While this isn't important for viewing or authoring a publication it is very useful for distribution both of the publication and information about the publication. (The atom spec even goes as far as to make atom:updated a required element in feeds).

This doesn't have to be included in the publication infoset. People are likely to use Atom, Activity Streams, JSON Feed, OPDS and the like for distribution. And those all have updated or modified fields.

But not having it in the publication infoset as well means that there's a bit of a disconnect between the distribution protocols and the publication and that can make referring back to the publication a bit less reliable.

Omitting a modified date from the infoset is a bit like not being able to add an ebook's ISBN to its metadata. Sure, the ISBN has no real bearing on reading the ebook but it's a very important piece of metadata from a sales and distribution perspective and can be quite useful for matching ONIX data back to the ebook file (or matching both back to a common database).

If we keep a modification date (which I'd prefer), my suggestion would be to define it in exactly the same way as the atom spec defines atom:updated. That way we have guaranteed compatibility with both feeds and OPDS (which is based on atom).

(Apologies for the long comment. I didn't have time to edit it down to a short one.)

atyposh commented 6 years ago

Thanks @baldurbjarnason!

It should be made clear that this metadata is completely editorial and therefore cannot be depended upon to determine whether content/resources have changed since the given date.

Certainly most content management systems (scholarly, trade, blog, etc) will have such a date readily available. But there are less formal use cases (e.g. simple ad hoc web pages promoted to WPs) for which such a date will be less obvious.

atyposh commented 6 years ago

The text in section 3.3.7 Last Modification Date of the draft seems to make it clear enough.

This date does not necessarily reflect all changes to the Web Publication (e.g., third-party content could change without the author being aware). User agents SHOULD check the last modification date of individual resources to determine if they have changed and need updating.

I'll reiterate the initial questions from @lrosenthol with answers derived from guidance above and await any last-chance feedback before closing.

Does it only apply to the content or also to metadata (such as the accessibility status)?

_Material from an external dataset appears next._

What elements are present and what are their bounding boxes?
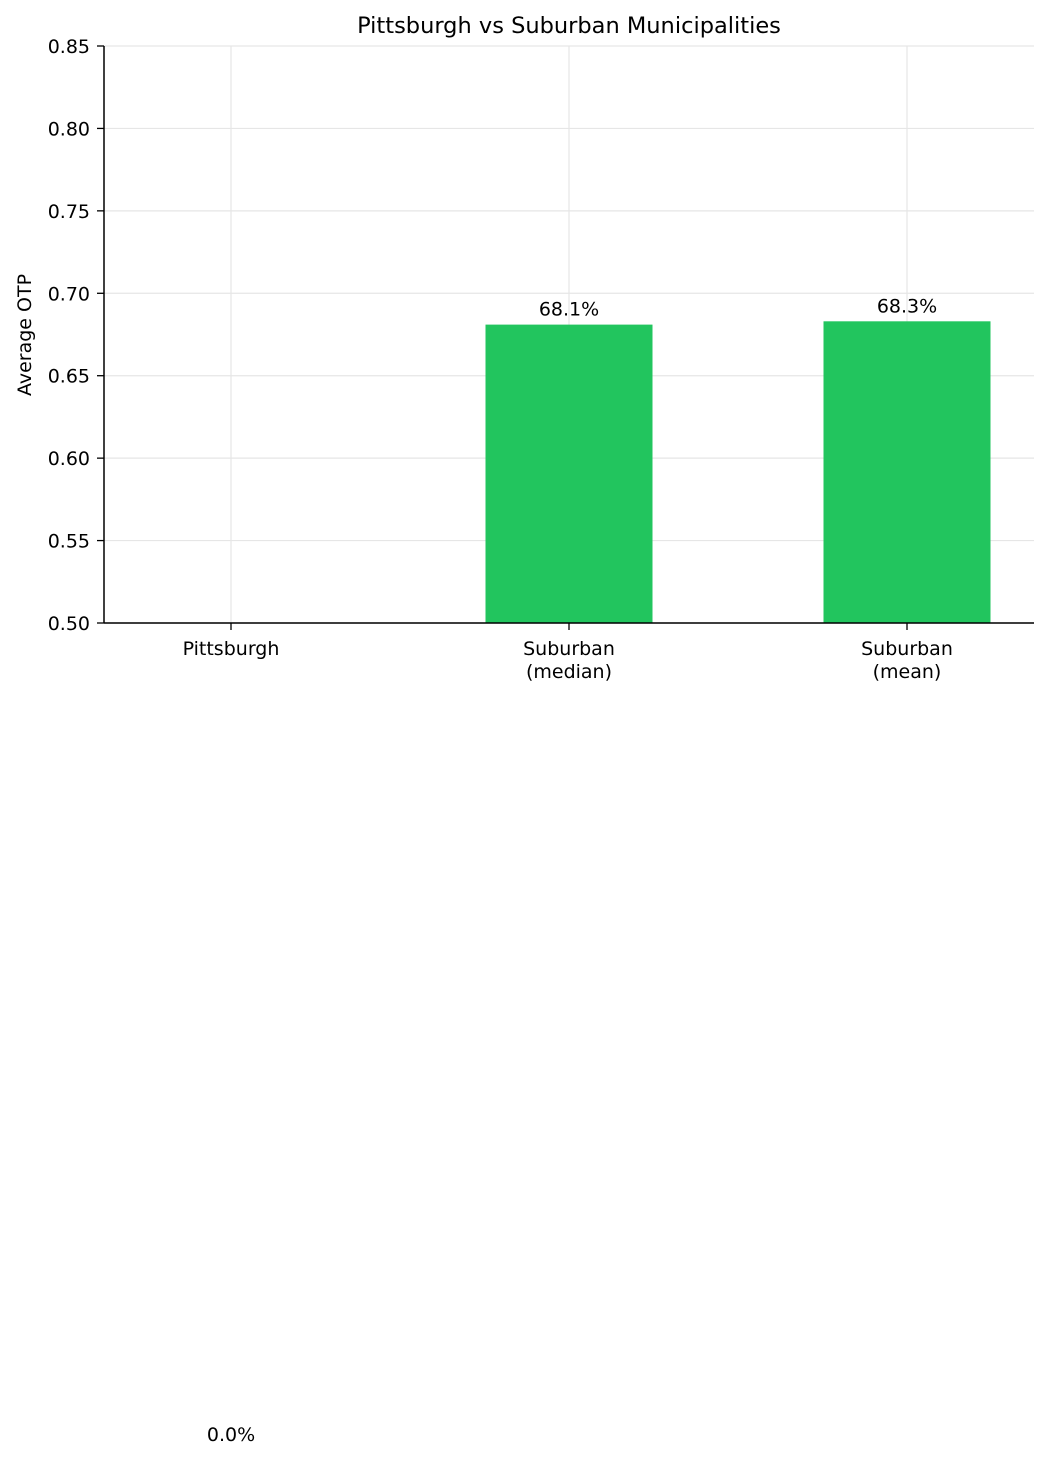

It applies to both content and metadata.

Does it apply to when a template (eg. a CMS) is changed but the content itself isn't changed?

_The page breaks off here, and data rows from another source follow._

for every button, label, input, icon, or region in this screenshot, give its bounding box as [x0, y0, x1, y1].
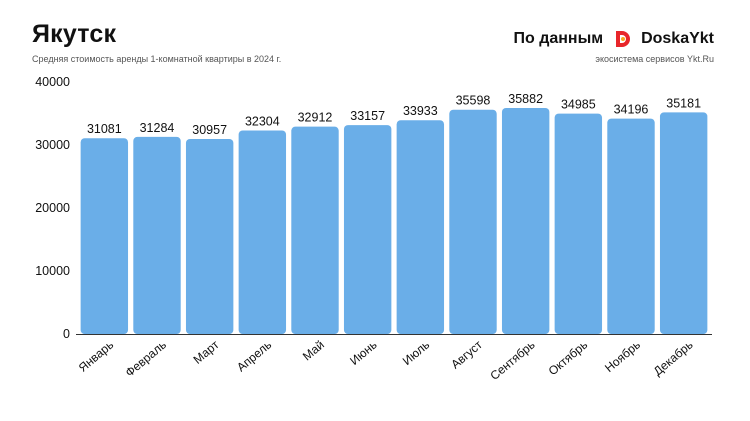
bar-value-label: 32304 [245, 114, 280, 128]
x-tick-label: Январь [76, 338, 117, 375]
brand-tagline: экосистема сервисов Ykt.Ru [595, 54, 714, 64]
x-tick-label: Сентябрь [487, 338, 537, 383]
bar-value-label: 35882 [508, 92, 543, 106]
bar-value-label: 30957 [192, 123, 227, 137]
bar [659, 112, 708, 334]
page-title: Якутск [32, 20, 117, 48]
bar [343, 125, 392, 334]
y-tick-label: 10000 [35, 264, 70, 278]
bar [238, 130, 287, 334]
bar-value-label: 33157 [350, 109, 385, 123]
bar [396, 120, 445, 334]
bar [133, 136, 181, 334]
x-tick-label: Апрель [234, 338, 274, 375]
brand-prefix: По данным [513, 30, 604, 47]
bar [554, 113, 603, 334]
bar-value-label: 35181 [666, 96, 701, 110]
x-tick-label: Май [300, 338, 327, 364]
chart-subtitle: Средняя стоимость аренды 1-комнатной ква… [32, 54, 282, 64]
x-tick-label: Июнь [347, 338, 379, 368]
y-tick-label: 30000 [35, 138, 70, 152]
bar-value-label: 34985 [561, 98, 596, 112]
bar-value-label: 33933 [403, 104, 438, 118]
x-tick-label: Декабрь [651, 338, 696, 379]
bar [80, 138, 129, 334]
bar [501, 107, 550, 335]
bar [449, 109, 497, 334]
bar [185, 138, 234, 334]
x-tick-label: Октябрь [546, 338, 591, 379]
bar-value-label: 32912 [298, 111, 333, 125]
bar-value-label: 31081 [87, 122, 122, 136]
x-tick-label: Июль [400, 338, 432, 368]
bar-value-label: 34196 [614, 103, 649, 117]
bar [607, 118, 655, 334]
bar-value-label: 31284 [140, 121, 175, 135]
x-tick-label: Август [448, 337, 485, 371]
x-tick-label: Февраль [123, 338, 169, 380]
bar [291, 126, 339, 334]
y-tick-label: 0 [63, 327, 70, 341]
brand-name: DoskaYkt [641, 30, 714, 47]
x-tick-label: Март [191, 337, 222, 367]
bar-value-label: 35598 [456, 94, 491, 108]
y-tick-label: 20000 [35, 201, 70, 215]
x-tick-label: Ноябрь [602, 338, 643, 375]
doskaykt-logo-icon [616, 31, 631, 47]
y-tick-label: 40000 [35, 75, 70, 89]
brand-attribution: По данным DoskaYkt [513, 28, 714, 50]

This one seems tricky to me. When ScienceDirect (assuming it implements WP site-wide) relaunches with a fresh design (every few years) should all 12 million WPs get a new lastModified date? I just don't know.

Does it only apply to PWP and not to WP (and if so, should we wait to add it till we get there)?

It applies to WP and any implementation of PWP.

baldurbjarnason commented 6 years ago

Does it apply to when a template (eg. a CMS) is changed but the content itself isn't changed?

This one seems tricky to me. When ScienceDirect (assuming it implements WP site-wide) relaunches with a fresh design (every few years) should all 12 million WPs get a new lastModified date? I just don't know.

Well, if we're following the precedent set by atom and similar formats then this would be an authorial decision—a judgement call on the part of the author. I.e. to reuse the phrase from the atom spec: was it "modified in a way the publisher considers significant"?

My suggestion would be to—like the atom spec does—make it clear in the spec that this hinges on author/publisher judgment on what a meaningful change is in the context of their publication.

wareid commented 5 years ago

@mattgarrish Could you add clarification to https://w3c.github.io/wpub/#last-modification-date regarding this issue, then I can close.

iherman commented 5 years ago

Done in the reference above

iherman commented 5 years ago

This issue was discussed in a meeting.